Chuck cupped a hand around it, kept it close to his chest. “So, he’s here.”
“He’s here.”
“Patient Sixty-seven, you think?”
“Be my guess.”
Teddy stopped by an outcropping in the middle of a muddy slope. “You can go back, Chuck. You don’t have to be involved in this.”
Chuck looked up at him and flapped the notebook against his hand. “We’re marshals, Teddy. What do marshals always do?”
Teddy smiled. “We go through the doors.”
“First,” Chuck said. “We go through the doors first. We don’t wait for some city doughnut cops to back us up if time’s a-wasting. We go through that fucking door.”
“Yes, we do.”
“Well, all right, then,” Chuck said and handed the notebook back to him and they continued toward the fort.
ONE LOOK AT it from up close, nothing separating them but a stand of trees and a short field, and Chuck said what Teddy was thinking: “We’re fucked.”
The Cyclone fence that normally surrounded it had been blown out of the ground in sections. Parts of it lay flat on the ground, others had been flung to the far tree line, and the rest sagged in various states of uselessness.
Armed guards roamed the perimeter, though. Several of them did steady circuits in jeeps. A contingent of orderlies picked up the debris around the exterior and another group of them set to work on a thick tree that had downed itself against the wall. There was no moat, but there was only one door, a small red one of dimpled iron set in the center of the wall. Guards stood sentry up on the battlements, rifles held to their shoulders and chests. The few small window squares cut into the stone were barred. There were no patients outside the door, manacled or not. Just guards and orderlies in equal measure.

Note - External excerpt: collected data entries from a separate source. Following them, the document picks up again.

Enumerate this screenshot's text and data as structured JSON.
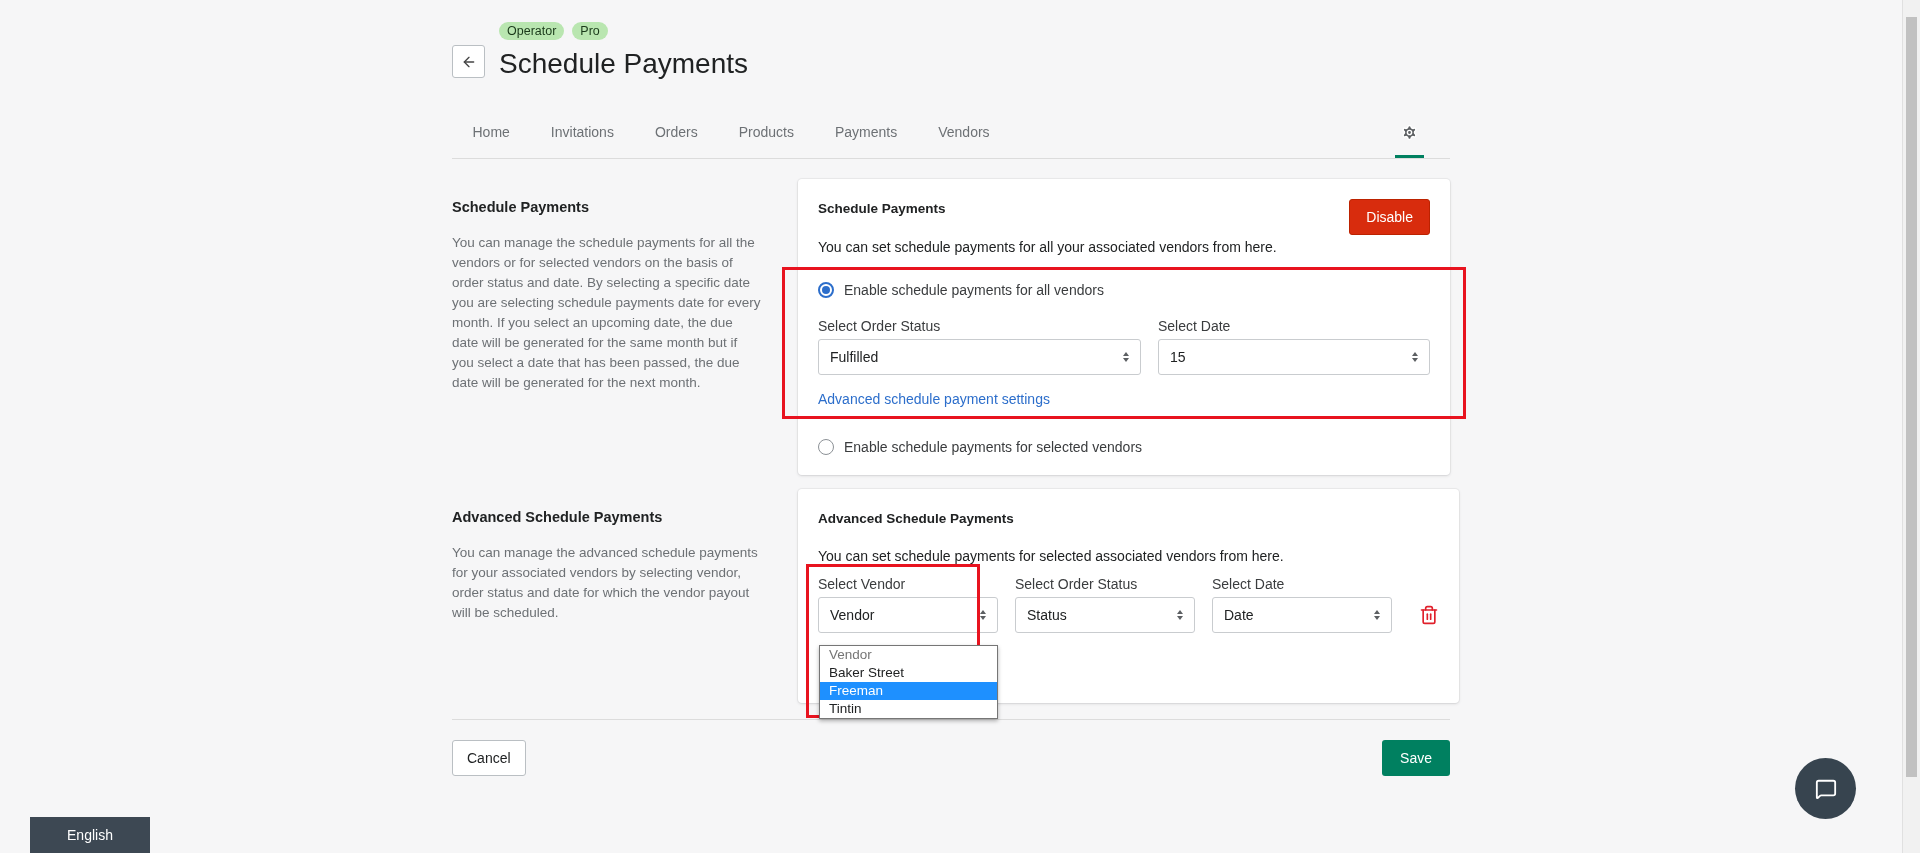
{
  "header": {
    "badges": [
      "Operator",
      "Pro"
    ],
    "title": "Schedule Payments"
  },
  "tabs": [
    {
      "label": "Home",
      "selected": false
    },
    {
      "label": "Invitations",
      "selected": false
    },
    {
      "label": "Orders",
      "selected": false
    },
    {
      "label": "Products",
      "selected": false
    },
    {
      "label": "Payments",
      "selected": false
    },
    {
      "label": "Vendors",
      "selected": false
    }
  ],
  "settings_tab": {
    "selected": true
  },
  "schedule_section": {
    "heading": "Schedule Payments",
    "description": "You can manage the schedule payments for all the vendors or for selected vendors on the basis of order status and date. By selecting a specific date you are selecting schedule payments date for every month. If you select an upcoming date, the due date will be generated for the same month but if you select a date that has been passed, the due date will be generated for the next month.",
    "card": {
      "title": "Schedule Payments",
      "button": "Disable",
      "subtitle": "You can set schedule payments for all your associated vendors from here.",
      "radio_all": {
        "label": "Enable schedule payments for all vendors",
        "selected": true
      },
      "fields": [
        {
          "label": "Select Order Status",
          "value": "Fulfilled"
        },
        {
          "label": "Select Date",
          "value": "15"
        }
      ],
      "link": "Advanced schedule payment settings",
      "radio_selected": {
        "label": "Enable schedule payments for selected vendors",
        "selected": false
      }
    }
  },
  "advanced_section": {
    "heading": "Advanced Schedule Payments",
    "description": "You can manage the advanced schedule payments for your associated vendors by selecting vendor, order status and date for which the vendor payout will be scheduled.",
    "card": {
      "title": "Advanced Schedule Payments",
      "subtitle": "You can set schedule payments for selected associated vendors from here.",
      "fields": [
        {
          "label": "Select Vendor",
          "value": "Vendor"
        },
        {
          "label": "Select Order Status",
          "value": "Status"
        },
        {
          "label": "Select Date",
          "value": "Date"
        }
      ],
      "vendor_options": [
        {
          "label": "Vendor",
          "kind": "placeholder",
          "selected": false
        },
        {
          "label": "Baker Street",
          "kind": "option",
          "selected": false
        },
        {
          "label": "Freeman",
          "kind": "option",
          "selected": true
        },
        {
          "label": "Tintin",
          "kind": "option",
          "selected": false
        }
      ]
    }
  },
  "footer": {
    "cancel": "Cancel",
    "save": "Save"
  },
  "language": "English"
}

Teddy saw two of the roof guards step to the side, saw several orderlies step up to the edge of the battlements and call out to those on the ground to stand clear. They wrestled half a tree to the edge of the roof and then pushed and pulled it until it teetered there. Then they disappeared, getting behind it and pushing, and the half-tree rammed forward another couple of feet and then tipped and men shouted as it sped down the wall and then crashed to the ground. The orderlies came back up to the edge of the battlements and looked down at their handiwork and shook hands and clapped shoulders.
“There’s got to be a duct of some sort, right?” Chuck said. “Maybe to dump water or waste out into the sea? We could go in that way.”
Teddy shook his head. “Why bother? We’re just going to walk right in.”
“Oh, like Rachel walked out of Ward B? I get it. Take some of that invisible powder she had. Good idea.”
Chuck frowned at him and Teddy touched the collar of his rain slicker. “We’re not dressed like marshals, Chuck. Know what I mean?”
Chuck looked back at the orderlies working the perimeter and watched one come out through the iron door with a cup of coffee in his hand, the steam rising through the drizzle in small snakes of smoke.
“Amen,” he said. “Amen, brother.”
THEY SMOKED CIGARETTES and talked gibberish to each other as they walked down the road toward the fort.